The proposed ordinance is a good start, certainly. But it’s not a big deal in any way. It’s a distraction for the public. If anything, now the City of Orlando will issue a citation, meaning fines and a database logging the activity.

Organize Now is only helping Dyer selfishly turn this no-brainer into a “social justice” issue for Orlando, all while Dyer pushes the gentrification of the African-American neighborhood Parramore, while Dyer builds industrial warehouses in protected environmental space near minority neighborhoods, and while Dyer completely refuses to acknowledge the ongoing police brutality and excessive force happening in our city, among many other real serious issues impacting the minority community. Also, Dyer’s Deputy Chief of Staff Heather Fagan was unaware of details regarding meetings or discussions with Organize Now’s Racial Justice Committee, meaning the impact of their discussions on Dyer’s decision was likely limited at best.
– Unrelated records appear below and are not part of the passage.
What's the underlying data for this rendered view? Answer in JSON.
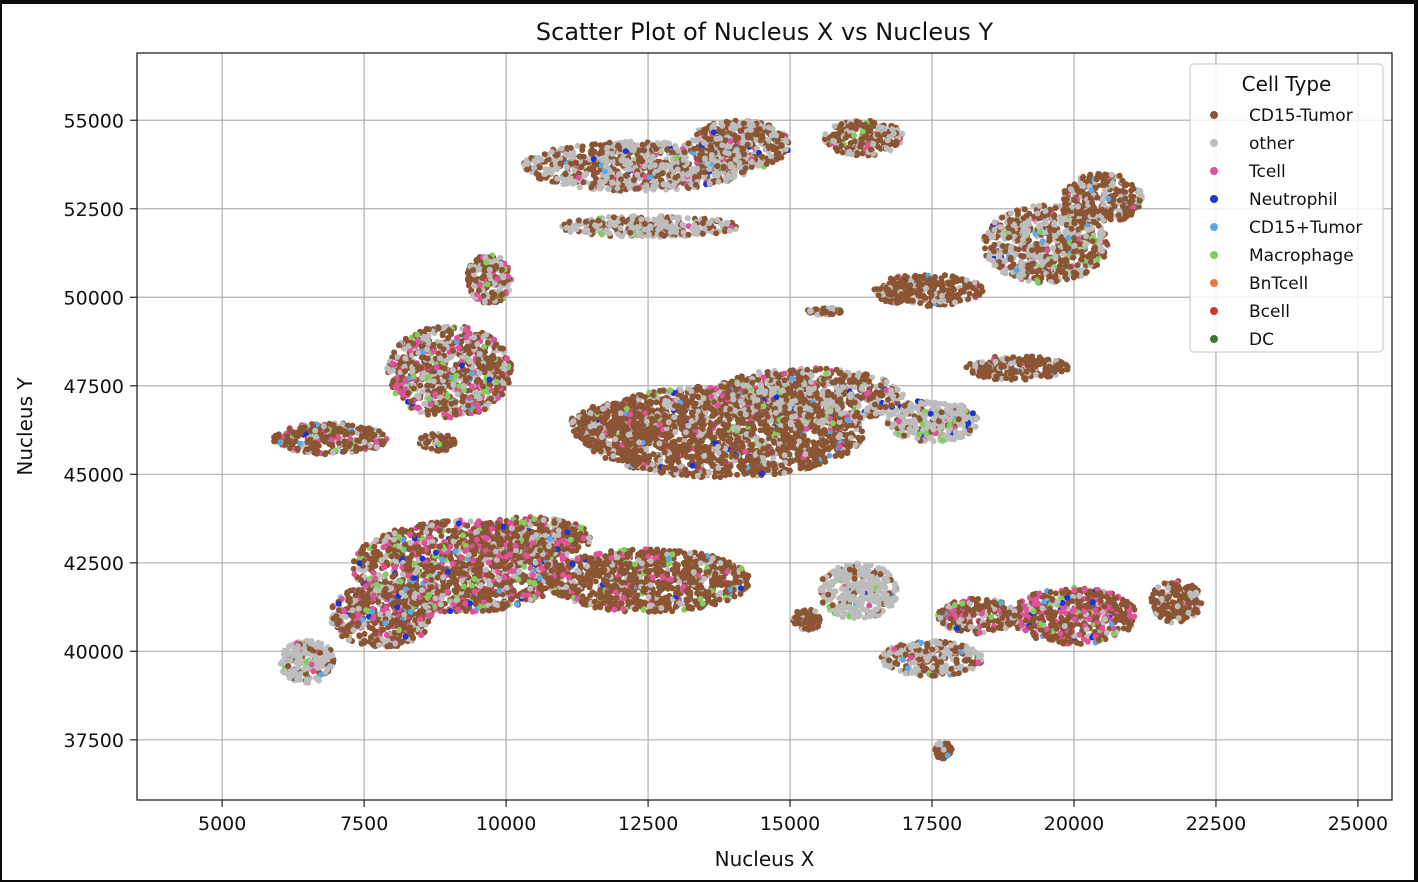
{
  "chart_data": {
    "type": "scatter",
    "title": "Scatter Plot of Nucleus X vs Nucleus Y",
    "xlabel": "Nucleus X",
    "ylabel": "Nucleus Y",
    "xlim": [
      3500,
      25600
    ],
    "ylim": [
      35800,
      56900
    ],
    "x_ticks": [
      5000,
      7500,
      10000,
      12500,
      15000,
      17500,
      20000,
      22500,
      25000
    ],
    "y_ticks": [
      37500,
      40000,
      42500,
      45000,
      47500,
      50000,
      52500,
      55000
    ],
    "grid": true,
    "legend": {
      "title": "Cell Type",
      "placement": "top-right"
    },
    "series": [
      {
        "name": "CD15-Tumor",
        "color": "#8b5533"
      },
      {
        "name": "other",
        "color": "#bdbdbd"
      },
      {
        "name": "Tcell",
        "color": "#e0519c"
      },
      {
        "name": "Neutrophil",
        "color": "#1b35d4"
      },
      {
        "name": "CD15+Tumor",
        "color": "#5aa9e6"
      },
      {
        "name": "Macrophage",
        "color": "#7fcf5a"
      },
      {
        "name": "BnTcell",
        "color": "#e87840"
      },
      {
        "name": "Bcell",
        "color": "#d03a2e"
      },
      {
        "name": "DC",
        "color": "#3a7a2c"
      }
    ],
    "clusters": [
      {
        "cx": 9200,
        "cy": 42400,
        "rx": 1900,
        "ry": 1300,
        "mix": [
          0.55,
          0.2,
          0.15,
          0.02,
          0.02,
          0.06
        ]
      },
      {
        "cx": 10400,
        "cy": 43200,
        "rx": 1100,
        "ry": 600,
        "mix": [
          0.6,
          0.15,
          0.18,
          0.01,
          0.01,
          0.05
        ]
      },
      {
        "cx": 12500,
        "cy": 42000,
        "rx": 1800,
        "ry": 900,
        "mix": [
          0.75,
          0.12,
          0.08,
          0.01,
          0.01,
          0.03
        ]
      },
      {
        "cx": 7800,
        "cy": 41000,
        "rx": 900,
        "ry": 900,
        "mix": [
          0.6,
          0.2,
          0.12,
          0.02,
          0.02,
          0.04
        ]
      },
      {
        "cx": 6500,
        "cy": 39700,
        "rx": 500,
        "ry": 600,
        "mix": [
          0.2,
          0.75,
          0.02,
          0.01,
          0.01,
          0.01
        ]
      },
      {
        "cx": 6900,
        "cy": 46000,
        "rx": 1000,
        "ry": 450,
        "mix": [
          0.6,
          0.2,
          0.12,
          0.01,
          0.02,
          0.05
        ]
      },
      {
        "cx": 9000,
        "cy": 47900,
        "rx": 1100,
        "ry": 1300,
        "mix": [
          0.45,
          0.3,
          0.15,
          0.01,
          0.02,
          0.07
        ]
      },
      {
        "cx": 9700,
        "cy": 50500,
        "rx": 400,
        "ry": 700,
        "mix": [
          0.4,
          0.35,
          0.15,
          0.02,
          0.02,
          0.06
        ]
      },
      {
        "cx": 8800,
        "cy": 45900,
        "rx": 350,
        "ry": 250,
        "mix": [
          0.7,
          0.2,
          0.05,
          0.01,
          0.01,
          0.03
        ]
      },
      {
        "cx": 13800,
        "cy": 46200,
        "rx": 2500,
        "ry": 1300,
        "mix": [
          0.75,
          0.17,
          0.04,
          0.01,
          0.01,
          0.02
        ]
      },
      {
        "cx": 12000,
        "cy": 46400,
        "rx": 900,
        "ry": 600,
        "mix": [
          0.72,
          0.18,
          0.05,
          0.01,
          0.01,
          0.03
        ]
      },
      {
        "cx": 15300,
        "cy": 47200,
        "rx": 1700,
        "ry": 800,
        "mix": [
          0.5,
          0.4,
          0.04,
          0.02,
          0.01,
          0.03
        ]
      },
      {
        "cx": 17500,
        "cy": 46500,
        "rx": 800,
        "ry": 600,
        "mix": [
          0.15,
          0.7,
          0.03,
          0.03,
          0.02,
          0.07
        ]
      },
      {
        "cx": 19000,
        "cy": 48000,
        "rx": 900,
        "ry": 350,
        "mix": [
          0.8,
          0.15,
          0.02,
          0.01,
          0.01,
          0.01
        ]
      },
      {
        "cx": 19500,
        "cy": 51500,
        "rx": 1100,
        "ry": 1100,
        "mix": [
          0.45,
          0.45,
          0.02,
          0.01,
          0.01,
          0.06
        ]
      },
      {
        "cx": 17400,
        "cy": 50200,
        "rx": 1000,
        "ry": 450,
        "mix": [
          0.8,
          0.15,
          0.02,
          0.01,
          0.01,
          0.01
        ]
      },
      {
        "cx": 20500,
        "cy": 52800,
        "rx": 700,
        "ry": 700,
        "mix": [
          0.7,
          0.25,
          0.02,
          0.01,
          0.01,
          0.01
        ]
      },
      {
        "cx": 12300,
        "cy": 53700,
        "rx": 2000,
        "ry": 700,
        "mix": [
          0.45,
          0.5,
          0.02,
          0.01,
          0.01,
          0.01
        ]
      },
      {
        "cx": 14100,
        "cy": 54300,
        "rx": 900,
        "ry": 700,
        "mix": [
          0.55,
          0.35,
          0.04,
          0.02,
          0.02,
          0.02
        ]
      },
      {
        "cx": 16300,
        "cy": 54500,
        "rx": 700,
        "ry": 500,
        "mix": [
          0.7,
          0.28,
          0.01,
          0.0,
          0.0,
          0.01
        ]
      },
      {
        "cx": 12500,
        "cy": 52000,
        "rx": 1600,
        "ry": 300,
        "mix": [
          0.3,
          0.68,
          0.01,
          0.0,
          0.0,
          0.01
        ]
      },
      {
        "cx": 20000,
        "cy": 41000,
        "rx": 1100,
        "ry": 800,
        "mix": [
          0.55,
          0.1,
          0.25,
          0.02,
          0.02,
          0.06
        ]
      },
      {
        "cx": 18300,
        "cy": 41000,
        "rx": 700,
        "ry": 500,
        "mix": [
          0.55,
          0.2,
          0.2,
          0.01,
          0.01,
          0.03
        ]
      },
      {
        "cx": 21800,
        "cy": 41400,
        "rx": 450,
        "ry": 600,
        "mix": [
          0.75,
          0.2,
          0.03,
          0.0,
          0.0,
          0.02
        ]
      },
      {
        "cx": 16200,
        "cy": 41700,
        "rx": 700,
        "ry": 800,
        "mix": [
          0.1,
          0.85,
          0.01,
          0.01,
          0.01,
          0.02
        ]
      },
      {
        "cx": 17500,
        "cy": 39800,
        "rx": 900,
        "ry": 500,
        "mix": [
          0.45,
          0.5,
          0.03,
          0.0,
          0.01,
          0.01
        ]
      },
      {
        "cx": 15300,
        "cy": 40900,
        "rx": 250,
        "ry": 300,
        "mix": [
          0.85,
          0.12,
          0.02,
          0.0,
          0.0,
          0.01
        ]
      },
      {
        "cx": 17700,
        "cy": 37200,
        "rx": 150,
        "ry": 250,
        "mix": [
          0.8,
          0.15,
          0.0,
          0.0,
          0.05,
          0.0
        ]
      },
      {
        "cx": 15600,
        "cy": 49600,
        "rx": 300,
        "ry": 100,
        "mix": [
          0.7,
          0.3,
          0.0,
          0.0,
          0.0,
          0.0
        ]
      }
    ]
  }
}
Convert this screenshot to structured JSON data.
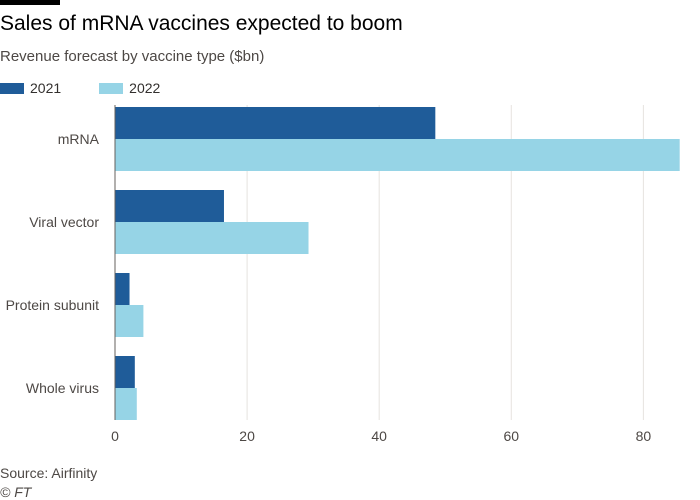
{
  "header": {
    "title": "Sales of mRNA vaccines expected to boom",
    "subtitle": "Revenue forecast by vaccine type ($bn)"
  },
  "legend": [
    {
      "label": "2021",
      "color": "#1f5c99"
    },
    {
      "label": "2022",
      "color": "#96d4e6"
    }
  ],
  "footer": {
    "source": "Source: Airfinity",
    "credit": "© FT"
  },
  "chart_data": {
    "type": "bar",
    "orientation": "horizontal",
    "title": "Sales of mRNA vaccines expected to boom",
    "subtitle": "Revenue forecast by vaccine type ($bn)",
    "categories": [
      "mRNA",
      "Viral vector",
      "Protein subunit",
      "Whole virus"
    ],
    "series": [
      {
        "name": "2021",
        "color": "#1f5c99",
        "values": [
          48.5,
          16.5,
          2.2,
          3.0
        ]
      },
      {
        "name": "2022",
        "color": "#96d4e6",
        "values": [
          85.5,
          29.3,
          4.3,
          3.3
        ]
      }
    ],
    "xlim": [
      0,
      86
    ],
    "xticks": [
      0,
      20,
      40,
      60,
      80
    ],
    "xlabel": "",
    "ylabel": "",
    "grid": "vertical",
    "legend_position": "top-left"
  }
}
In reality, arrests made for only cannabis possession are a non-issue in Orlando. That’s why Chief Mina is supportive, while pointing out nothing will really change except the fine. “I support the proposed ordinance as our officers can still use their discretion and make arrests in certain situations,” Chief Mina said. “For example, a person who has a recent criminal history of sale and delivery of cannabis or another controlled substance would not be issued a code violation.”

“Again, our officers will still have discretion to arrest based on the current state law,” he added. “But the proposed ordinance gives our officers another option to help modify illegal behavior without subjecting that person to an arrest and criminal history.”